Scientists at Northwestern University say they have found out how scalding heat and tissue injury activate an ancient pain receptor in simple organisms. Their study (“Activation of Planarian TRPA1 by Reactive Oxygen Species Reveals a Conserved Mechanism for Nociception”), published in Nature Neuroscience, may lead to novel approaches for analgesic drug design for treating people, note the researchers.
Simple animals such as worms and insects do not suffer pain in the human sense, but they do use nociceptive receptor systems to steer away from potentially damaging conditions. Neurobiologist Marco Gallio, Ph.D., and his team report that planarian flatworms, fruit flies. and humans may use a remarkably similar molecular genetic mechanism to respond to scalding heat, irritant chemicals, and tissue injury.
“Here we show that noxious heat and irritant chemicals elicit robust escape behaviors in the planarian Schmidtea mediterranea and that the conserved ion channel TRPA1 [transient receptor potential ankyrin 1] is required for these responses. TRPA1-mutant Drosophila flies are also defective in noxious-heat responses. We find that either planarian or human TRPA1 can restore noxious-heat avoidance to TRPA1-mutant Drosophila, although neither is directly activated by heat,” write the investigators.
“Instead, our data suggest that TRPA1 activation is mediated by H2O2 [hydrogen peroxide] and reactive oxygen species [ROS], early markers of tissue damage rapidly produced as a result of heat exposure.
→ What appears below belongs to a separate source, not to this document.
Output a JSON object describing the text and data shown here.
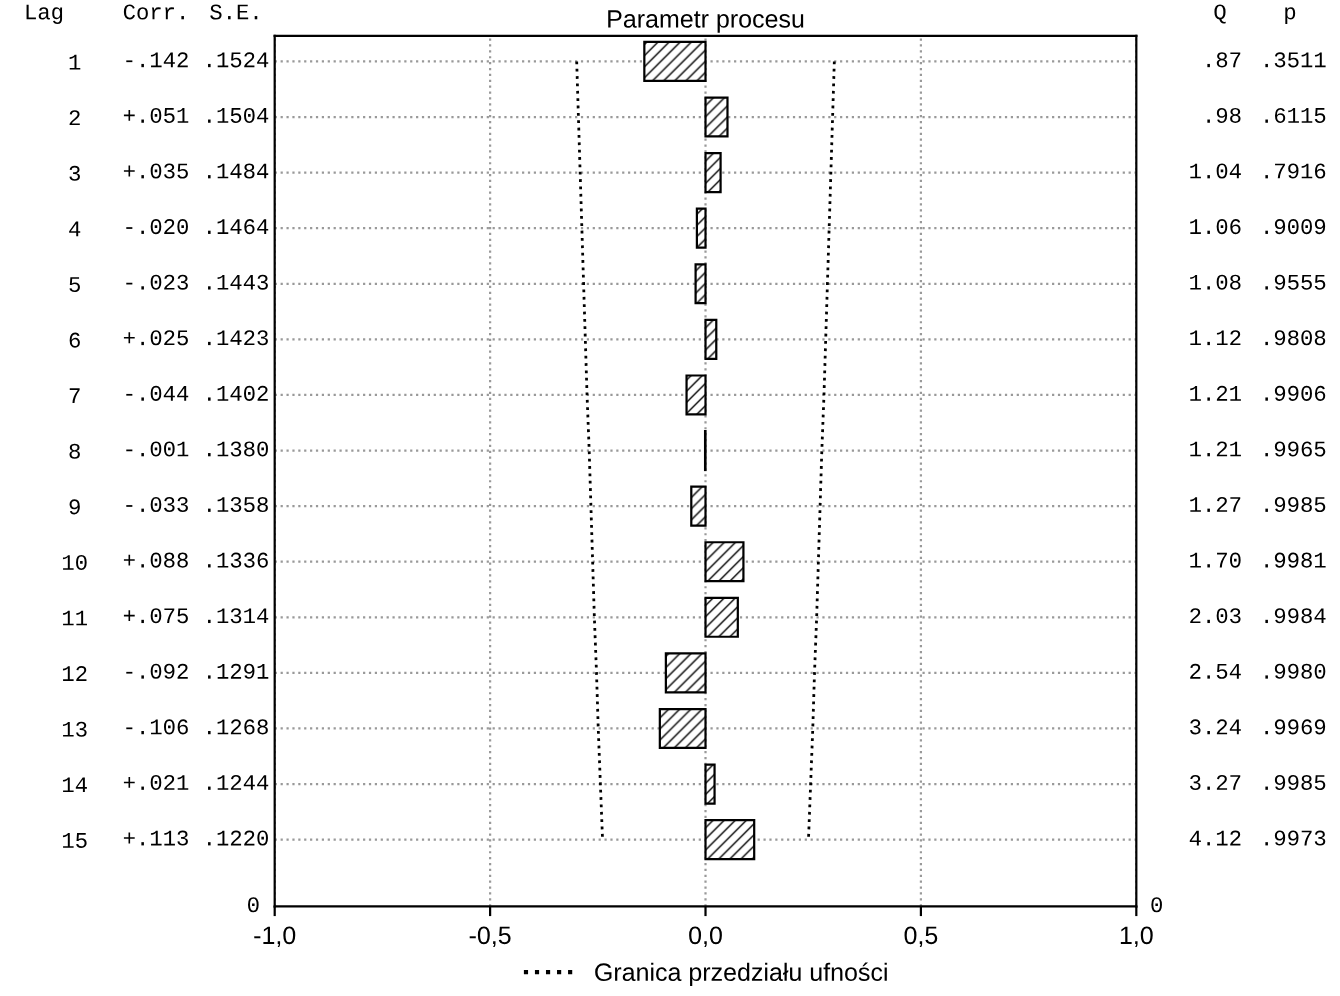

Together, our data reveal a core function for TRPA1 in noxious heat transduction, demonstrate its conservation from planarians to humans, and imply that animal nociceptive systems may share a common ancestry, tracing back to a progenitor that lived more than 500 million years ago.”
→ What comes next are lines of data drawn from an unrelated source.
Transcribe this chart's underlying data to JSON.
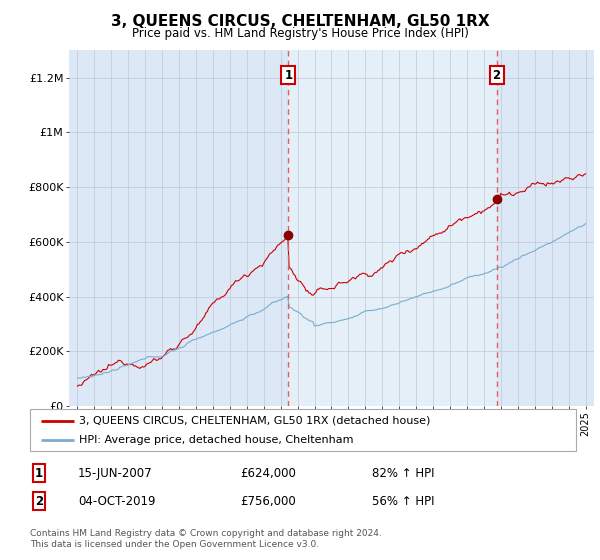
{
  "title": "3, QUEENS CIRCUS, CHELTENHAM, GL50 1RX",
  "subtitle": "Price paid vs. HM Land Registry's House Price Index (HPI)",
  "ylabel_ticks": [
    "£0",
    "£200K",
    "£400K",
    "£600K",
    "£800K",
    "£1M",
    "£1.2M"
  ],
  "ytick_values": [
    0,
    200000,
    400000,
    600000,
    800000,
    1000000,
    1200000
  ],
  "ylim": [
    0,
    1300000
  ],
  "xlim_start": 1994.5,
  "xlim_end": 2025.5,
  "sale1_x": 2007.45,
  "sale1_price": 624000,
  "sale2_x": 2019.75,
  "sale2_price": 756000,
  "legend_line1": "3, QUEENS CIRCUS, CHELTENHAM, GL50 1RX (detached house)",
  "legend_line2": "HPI: Average price, detached house, Cheltenham",
  "table_row1": [
    "1",
    "15-JUN-2007",
    "£624,000",
    "82% ↑ HPI"
  ],
  "table_row2": [
    "2",
    "04-OCT-2019",
    "£756,000",
    "56% ↑ HPI"
  ],
  "footer": "Contains HM Land Registry data © Crown copyright and database right 2024.\nThis data is licensed under the Open Government Licence v3.0.",
  "line_color_red": "#cc0000",
  "line_color_blue": "#7aadcf",
  "vline_color": "#e06060",
  "shade_color": "#dce8f5",
  "bg_color": "#dce8f5",
  "grid_color": "#c0c8d8",
  "dot_color": "#8b0000"
}
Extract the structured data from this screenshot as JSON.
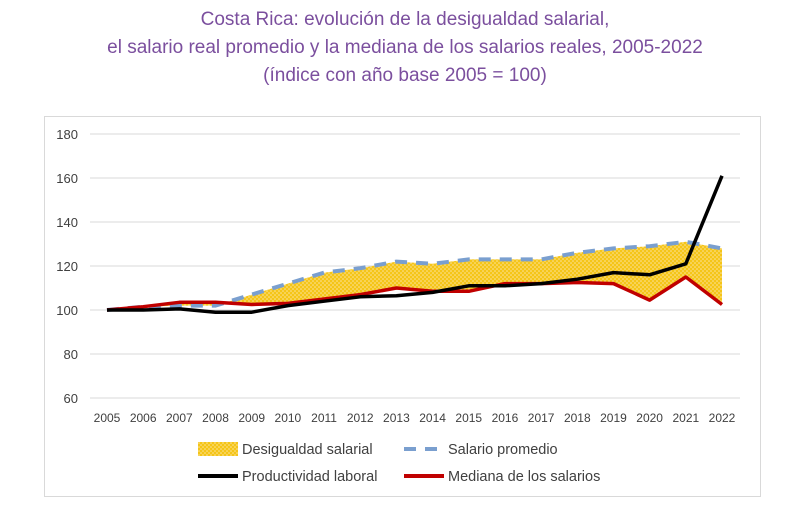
{
  "title_lines": [
    "Costa Rica: evolución de la desigualdad salarial,",
    "el salario real promedio y la mediana de los salarios reales, 2005-2022",
    "(índice con año base 2005 = 100)"
  ],
  "colors": {
    "title": "#7b4f9e",
    "fill": "#f5c518",
    "fill_dots": "#fbe3a0",
    "promedio": "#7a9fcf",
    "productividad": "#000000",
    "mediana": "#c00000",
    "grid": "#d9d9d9"
  },
  "chart_data": {
    "type": "line",
    "title": "Costa Rica: evolución de la desigualdad salarial, el salario real promedio y la mediana de los salarios reales, 2005-2022",
    "subtitle": "(índice con año base 2005 = 100)",
    "x": [
      "2005",
      "2006",
      "2007",
      "2008",
      "2009",
      "2010",
      "2011",
      "2012",
      "2013",
      "2014",
      "2015",
      "2016",
      "2017",
      "2018",
      "2019",
      "2020",
      "2021",
      "2022"
    ],
    "ylim": [
      60,
      180
    ],
    "yticks": [
      60,
      80,
      100,
      120,
      140,
      160,
      180
    ],
    "grid": true,
    "legend_position": "bottom",
    "series": [
      {
        "name": "Salario promedio",
        "style": "dashed",
        "values": [
          100,
          101.5,
          102,
          102,
          107,
          112,
          117,
          119,
          122,
          121,
          123,
          123,
          123,
          126,
          128,
          129,
          131,
          128
        ]
      },
      {
        "name": "Productividad laboral",
        "style": "solid",
        "values": [
          100,
          100,
          100.5,
          99,
          99,
          102,
          104,
          106,
          106.5,
          108,
          111,
          111,
          112,
          114,
          117,
          116,
          121,
          161
        ]
      },
      {
        "name": "Mediana de los salarios",
        "style": "solid",
        "values": [
          100,
          101.5,
          103.5,
          103.5,
          102.5,
          103,
          105,
          107,
          110,
          108.5,
          108.5,
          112,
          112,
          112.5,
          112,
          104.5,
          115,
          102.5
        ]
      }
    ],
    "area": {
      "name": "Desigualdad salarial",
      "between": [
        "Mediana de los salarios",
        "Salario promedio"
      ]
    },
    "legend": [
      "Desigualdad salarial",
      "Salario promedio",
      "Productividad laboral",
      "Mediana de los salarios"
    ]
  }
}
“[Planarians] use the same molecular receptor as flies, mice, and humans to detect potentially damaging or noxious stimuli from the environment,” said Dr. Gallio, assistant professor of neurobiology in Northwestern's Weinberg College of Arts and Sciences and the study's corresponding author. “Planarian flatworms are amongst the simplest animals with a central brain, and they are capable of active behaviors such as hunting and foraging. As such, they are a great model for understanding some of the basic principles of nervous system function.”
The Gallio research team found that planarians possess their own variant of an already famous receptor, TRPA1. TRPA1 is best known as the “wasabi receptor” in humans and as a sensor for environmental irritants giving rise to the sensation of pain and itch. In their study, Gallio and colleagues discovered that the simple planarian also possesses TRPA1 and that, like in humans, it controls the responses to irritant chemicals. In other ways, however, the planarian TRPA1 was more like the fruit fly's TRPA1; rather than being activated by painful cold temperature (like the human's), it proved essential to steer the worms away from dangerous heat.
“Planarian worms engineered to lack TRPA1 appeared completely insensitive to potentially lethal heat and ventured into our heated experimental chamber as if completely unaware of the danger,” continued Dr. Gallio. “This was remarkable but also puzzling. We knew from other experiments that planarian TRPA1 was not directly activated by hot temperature, like TRPA1s from other species are.”
To further test this, the researchers designed an ambitious experiment. “We produced gene swaps between planarian worms, humans, and flies,” explained Dr. Gallio.
“We discovered that the planarian TRPA1 (insensitive to heat, on its own) and even the human TRPA1 gene (activated by cold rather than heat) could rescue a TRPA1 mutant fruit fly and restore its ability to respond to scalding heat. This was both exciting and baffling,” he said.
The solution to this puzzle came from further experiments, showing that potentially dangerous heat causes the production of a chemical intermediate in both planarians and flies. Tissue damage is often accompanied by the rapid production of a chemical signature composed of H2O2 and other ROS.
“Our results demonstrate that H2O2 and ROS are also produced by scalding heat, and this fits well with the role of TRPA1 as a receptor for a variety of irritant chemicals, including H2O2 and ROS,” pointed out Dr. Gallio.
The idea that Dr. Gallio and his colleagues propose is that when an animal, be it a worm, a fly, or a human, comes in contact with potentially damaging temperatures, rapid, localized production of H2O2 and ROS from the scalded tissue activates TRPA1 on nociceptive neurons, contributing to the trigger of an alarm response that steers the animal away from further danger.
The team’s research with flatworms is promising, according to Dr. Gallio, because TRPA1 is a major target for new analgesic drugs.